11.1 Exercises

Note: Some of these exercises require the Banthracis proteome BanthracisProteome.txt. You may get the file as follows:

$ # download the zipped file using wget
$ wget --compression=auto https://bitbucket.org/wegmannlabteaching/bash_lecture/raw/master/Files/BanthracisProteome.txt.gz
$ # unzip the file
$ gunzip BanthracisProteome.txt.gz

11.1.1 R and bash

See Section 12.0.19 for solutions.

  1. Use R to print 1000 normally distributed random numbers with specific mean µ=10 to STDOUT and use awk to calculate their mean.

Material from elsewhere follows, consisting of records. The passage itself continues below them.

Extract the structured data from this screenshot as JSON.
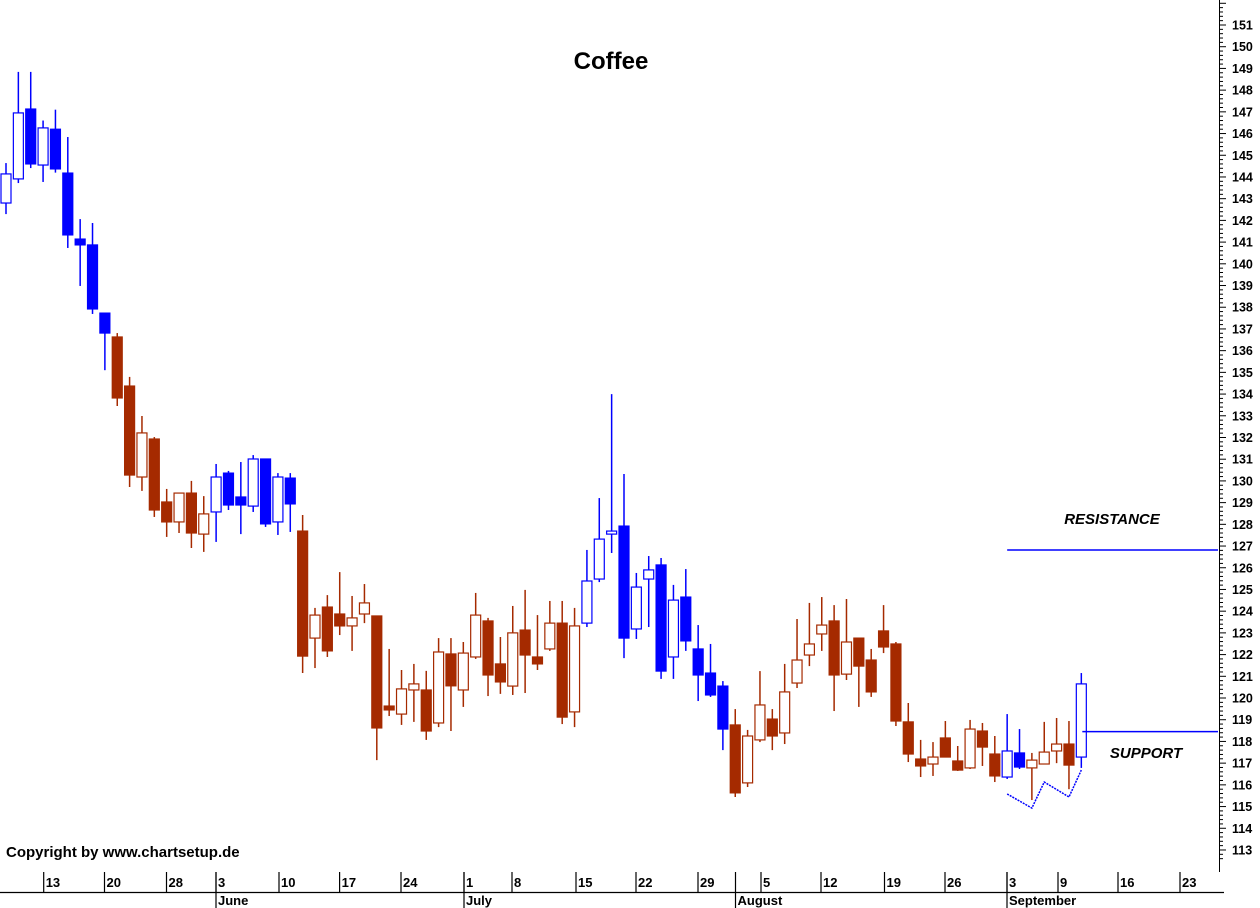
{
  "chart_data": {
    "type": "candlestick",
    "title": "Coffee",
    "copyright": "Copyright by www.chartsetup.de",
    "ylim": [
      112.5,
      152
    ],
    "y_ticks": [
      113,
      114,
      115,
      116,
      117,
      118,
      119,
      120,
      121,
      122,
      123,
      124,
      125,
      126,
      127,
      128,
      129,
      130,
      131,
      132,
      133,
      134,
      135,
      136,
      137,
      138,
      139,
      140,
      141,
      142,
      143,
      144,
      145,
      146,
      147,
      148,
      149,
      150,
      151
    ],
    "grid": false,
    "colors": {
      "blue": "#0000FF",
      "brown": "#A52A00",
      "annotation_line": "#0000FF",
      "text": "#000000"
    },
    "x_axis": {
      "days": [
        "13",
        "20",
        "28",
        "3",
        "10",
        "17",
        "24",
        "1",
        "8",
        "15",
        "22",
        "29",
        "5",
        "12",
        "19",
        "26",
        "3",
        "9",
        "16",
        "23"
      ],
      "months": [
        "June",
        "July",
        "August",
        "September"
      ]
    },
    "candles": [
      {
        "o": 142.8,
        "h": 144.64,
        "l": 142.29,
        "c": 144.14,
        "color": "blue"
      },
      {
        "o": 143.91,
        "h": 148.84,
        "l": 143.72,
        "c": 146.95,
        "color": "blue"
      },
      {
        "o": 147.13,
        "h": 148.84,
        "l": 144.41,
        "c": 144.6,
        "color": "blue"
      },
      {
        "o": 144.55,
        "h": 146.6,
        "l": 143.77,
        "c": 146.26,
        "color": "blue"
      },
      {
        "o": 146.2,
        "h": 147.1,
        "l": 144.2,
        "c": 144.37,
        "color": "blue"
      },
      {
        "o": 144.18,
        "h": 145.84,
        "l": 140.73,
        "c": 141.33,
        "color": "blue"
      },
      {
        "o": 141.14,
        "h": 142.06,
        "l": 138.98,
        "c": 140.87,
        "color": "blue"
      },
      {
        "o": 140.87,
        "h": 141.88,
        "l": 137.69,
        "c": 137.92,
        "color": "blue"
      },
      {
        "o": 137.73,
        "h": 137.73,
        "l": 135.1,
        "c": 136.81,
        "color": "blue"
      },
      {
        "o": 136.63,
        "h": 136.81,
        "l": 133.45,
        "c": 133.82,
        "color": "brown"
      },
      {
        "o": 134.37,
        "h": 134.79,
        "l": 129.72,
        "c": 130.27,
        "color": "brown"
      },
      {
        "o": 130.18,
        "h": 132.99,
        "l": 129.54,
        "c": 132.21,
        "color": "brown"
      },
      {
        "o": 131.93,
        "h": 132.02,
        "l": 128.34,
        "c": 128.66,
        "color": "brown"
      },
      {
        "o": 129.03,
        "h": 129.63,
        "l": 127.42,
        "c": 128.11,
        "color": "brown"
      },
      {
        "o": 128.11,
        "h": 129.44,
        "l": 127.6,
        "c": 129.44,
        "color": "brown"
      },
      {
        "o": 129.44,
        "h": 130.0,
        "l": 126.91,
        "c": 127.6,
        "color": "brown"
      },
      {
        "o": 127.55,
        "h": 129.3,
        "l": 126.73,
        "c": 128.48,
        "color": "brown"
      },
      {
        "o": 128.57,
        "h": 130.78,
        "l": 127.19,
        "c": 130.18,
        "color": "blue"
      },
      {
        "o": 130.36,
        "h": 130.46,
        "l": 128.66,
        "c": 128.89,
        "color": "blue"
      },
      {
        "o": 129.26,
        "h": 130.87,
        "l": 127.55,
        "c": 128.89,
        "color": "blue"
      },
      {
        "o": 128.84,
        "h": 131.19,
        "l": 128.57,
        "c": 131.01,
        "color": "blue"
      },
      {
        "o": 131.01,
        "h": 131.01,
        "l": 127.88,
        "c": 128.02,
        "color": "blue"
      },
      {
        "o": 128.11,
        "h": 130.36,
        "l": 127.51,
        "c": 130.18,
        "color": "blue"
      },
      {
        "o": 130.13,
        "h": 130.36,
        "l": 127.65,
        "c": 128.94,
        "color": "blue"
      },
      {
        "o": 127.69,
        "h": 128.43,
        "l": 121.15,
        "c": 121.93,
        "color": "brown"
      },
      {
        "o": 122.76,
        "h": 124.15,
        "l": 121.38,
        "c": 123.82,
        "color": "brown"
      },
      {
        "o": 124.19,
        "h": 124.74,
        "l": 121.89,
        "c": 122.17,
        "color": "brown"
      },
      {
        "o": 123.87,
        "h": 125.8,
        "l": 122.9,
        "c": 123.32,
        "color": "brown"
      },
      {
        "o": 123.32,
        "h": 124.7,
        "l": 122.17,
        "c": 123.69,
        "color": "brown"
      },
      {
        "o": 123.87,
        "h": 125.25,
        "l": 123.45,
        "c": 124.38,
        "color": "brown"
      },
      {
        "o": 123.78,
        "h": 123.78,
        "l": 117.14,
        "c": 118.62,
        "color": "brown"
      },
      {
        "o": 119.63,
        "h": 122.26,
        "l": 119.17,
        "c": 119.45,
        "color": "brown"
      },
      {
        "o": 119.26,
        "h": 121.29,
        "l": 118.76,
        "c": 120.42,
        "color": "brown"
      },
      {
        "o": 120.37,
        "h": 121.57,
        "l": 118.9,
        "c": 120.65,
        "color": "brown"
      },
      {
        "o": 120.37,
        "h": 121.25,
        "l": 118.07,
        "c": 118.48,
        "color": "brown"
      },
      {
        "o": 118.85,
        "h": 122.76,
        "l": 118.66,
        "c": 122.12,
        "color": "brown"
      },
      {
        "o": 122.03,
        "h": 122.76,
        "l": 118.48,
        "c": 120.56,
        "color": "brown"
      },
      {
        "o": 120.37,
        "h": 122.58,
        "l": 119.59,
        "c": 122.07,
        "color": "brown"
      },
      {
        "o": 121.89,
        "h": 124.84,
        "l": 121.8,
        "c": 123.82,
        "color": "brown"
      },
      {
        "o": 123.55,
        "h": 123.69,
        "l": 120.09,
        "c": 121.06,
        "color": "brown"
      },
      {
        "o": 121.57,
        "h": 122.81,
        "l": 120.19,
        "c": 120.74,
        "color": "brown"
      },
      {
        "o": 120.55,
        "h": 124.24,
        "l": 120.14,
        "c": 123.0,
        "color": "brown"
      },
      {
        "o": 123.13,
        "h": 124.98,
        "l": 120.23,
        "c": 121.98,
        "color": "brown"
      },
      {
        "o": 121.89,
        "h": 123.82,
        "l": 121.29,
        "c": 121.57,
        "color": "brown"
      },
      {
        "o": 122.26,
        "h": 124.47,
        "l": 122.17,
        "c": 123.45,
        "color": "brown"
      },
      {
        "o": 123.45,
        "h": 124.47,
        "l": 118.8,
        "c": 119.12,
        "color": "brown"
      },
      {
        "o": 119.36,
        "h": 124.15,
        "l": 118.66,
        "c": 123.32,
        "color": "brown"
      },
      {
        "o": 123.45,
        "h": 126.82,
        "l": 123.27,
        "c": 125.39,
        "color": "blue"
      },
      {
        "o": 125.48,
        "h": 129.21,
        "l": 125.34,
        "c": 127.32,
        "color": "blue"
      },
      {
        "o": 127.55,
        "h": 134.0,
        "l": 126.68,
        "c": 127.69,
        "color": "blue"
      },
      {
        "o": 127.92,
        "h": 130.32,
        "l": 121.84,
        "c": 122.76,
        "color": "blue"
      },
      {
        "o": 123.18,
        "h": 125.76,
        "l": 122.72,
        "c": 125.11,
        "color": "blue"
      },
      {
        "o": 125.48,
        "h": 126.54,
        "l": 123.27,
        "c": 125.9,
        "color": "blue"
      },
      {
        "o": 126.13,
        "h": 126.45,
        "l": 120.88,
        "c": 121.24,
        "color": "blue"
      },
      {
        "o": 121.89,
        "h": 125.21,
        "l": 120.88,
        "c": 124.51,
        "color": "blue"
      },
      {
        "o": 124.65,
        "h": 125.94,
        "l": 122.17,
        "c": 122.63,
        "color": "blue"
      },
      {
        "o": 122.26,
        "h": 123.36,
        "l": 119.86,
        "c": 121.06,
        "color": "blue"
      },
      {
        "o": 121.15,
        "h": 122.49,
        "l": 120.05,
        "c": 120.14,
        "color": "blue"
      },
      {
        "o": 120.55,
        "h": 120.78,
        "l": 117.6,
        "c": 118.57,
        "color": "blue"
      },
      {
        "o": 118.76,
        "h": 119.49,
        "l": 115.44,
        "c": 115.63,
        "color": "brown"
      },
      {
        "o": 116.09,
        "h": 118.53,
        "l": 115.9,
        "c": 118.25,
        "color": "brown"
      },
      {
        "o": 118.07,
        "h": 121.24,
        "l": 117.97,
        "c": 119.68,
        "color": "brown"
      },
      {
        "o": 119.03,
        "h": 119.49,
        "l": 117.6,
        "c": 118.25,
        "color": "brown"
      },
      {
        "o": 118.39,
        "h": 121.57,
        "l": 117.88,
        "c": 120.28,
        "color": "brown"
      },
      {
        "o": 120.69,
        "h": 123.64,
        "l": 120.46,
        "c": 121.75,
        "color": "brown"
      },
      {
        "o": 121.98,
        "h": 124.38,
        "l": 121.47,
        "c": 122.49,
        "color": "brown"
      },
      {
        "o": 122.95,
        "h": 124.65,
        "l": 122.17,
        "c": 123.36,
        "color": "brown"
      },
      {
        "o": 123.55,
        "h": 124.28,
        "l": 119.4,
        "c": 121.06,
        "color": "brown"
      },
      {
        "o": 121.1,
        "h": 124.56,
        "l": 120.83,
        "c": 122.58,
        "color": "brown"
      },
      {
        "o": 122.76,
        "h": 122.76,
        "l": 119.59,
        "c": 121.47,
        "color": "brown"
      },
      {
        "o": 121.75,
        "h": 122.26,
        "l": 120.05,
        "c": 120.28,
        "color": "brown"
      },
      {
        "o": 123.09,
        "h": 124.28,
        "l": 122.07,
        "c": 122.35,
        "color": "brown"
      },
      {
        "o": 122.49,
        "h": 122.58,
        "l": 118.71,
        "c": 118.94,
        "color": "brown"
      },
      {
        "o": 118.9,
        "h": 119.77,
        "l": 117.05,
        "c": 117.42,
        "color": "brown"
      },
      {
        "o": 117.19,
        "h": 118.07,
        "l": 116.36,
        "c": 116.87,
        "color": "brown"
      },
      {
        "o": 116.96,
        "h": 117.97,
        "l": 116.41,
        "c": 117.28,
        "color": "brown"
      },
      {
        "o": 118.16,
        "h": 118.94,
        "l": 117.28,
        "c": 117.28,
        "color": "brown"
      },
      {
        "o": 117.1,
        "h": 117.79,
        "l": 116.64,
        "c": 116.68,
        "color": "brown"
      },
      {
        "o": 116.78,
        "h": 118.99,
        "l": 116.73,
        "c": 118.57,
        "color": "brown"
      },
      {
        "o": 118.48,
        "h": 118.85,
        "l": 116.87,
        "c": 117.74,
        "color": "brown"
      },
      {
        "o": 117.42,
        "h": 118.25,
        "l": 116.13,
        "c": 116.41,
        "color": "brown"
      },
      {
        "o": 116.36,
        "h": 119.26,
        "l": 116.27,
        "c": 117.56,
        "color": "blue"
      },
      {
        "o": 117.47,
        "h": 118.57,
        "l": 116.73,
        "c": 116.82,
        "color": "blue"
      },
      {
        "o": 116.78,
        "h": 117.47,
        "l": 115.3,
        "c": 117.14,
        "color": "brown"
      },
      {
        "o": 116.96,
        "h": 118.9,
        "l": 116.96,
        "c": 117.51,
        "color": "brown"
      },
      {
        "o": 117.56,
        "h": 119.08,
        "l": 117.0,
        "c": 117.88,
        "color": "brown"
      },
      {
        "o": 117.88,
        "h": 118.94,
        "l": 115.8,
        "c": 116.91,
        "color": "brown"
      },
      {
        "o": 117.28,
        "h": 121.15,
        "l": 116.78,
        "c": 120.65,
        "color": "blue"
      }
    ],
    "annotations": {
      "resistance": {
        "label": "RESISTANCE",
        "price": 126.82,
        "from_candle": 82
      },
      "support": {
        "label": "SUPPORT",
        "price": 118.45,
        "from_candle": 88
      },
      "trendline": [
        {
          "candle": 82,
          "price": 115.58
        },
        {
          "candle": 84,
          "price": 114.93
        },
        {
          "candle": 85,
          "price": 116.13
        },
        {
          "candle": 87,
          "price": 115.44
        },
        {
          "candle": 88,
          "price": 116.68
        }
      ]
    }
  }
}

  2. Write a bash script that automatically downloads the current temperature at Swiss meteo stations and plots them as a function of the altitude at which they are measured. Use wget URL to download the data from here, then use cut to extract the relevant columns and R to plot to pdf. The script should further print the current temperature in Fribourg to the console and delete the downloaded file, as well as intermediate files.

  3. Use awk and R to plot the protein length in amino acids (AA) against their molecular weight of all proteins in BanthracisProteome.txt (the info is given on lines starting with SQ).

  4. Write a bash script that uses awk to extract the protein length (number of AA) of all proteins with a particular GO term (see lines starting with DR that have ”GO;“ in the second column) and R to plot it as a histogram to a pdf containing the GO Term as file name. Use a for loop to create such a histogram for GO:0005886, GO:0005737, GO:0003677, GO:0005524 and GO:0016021.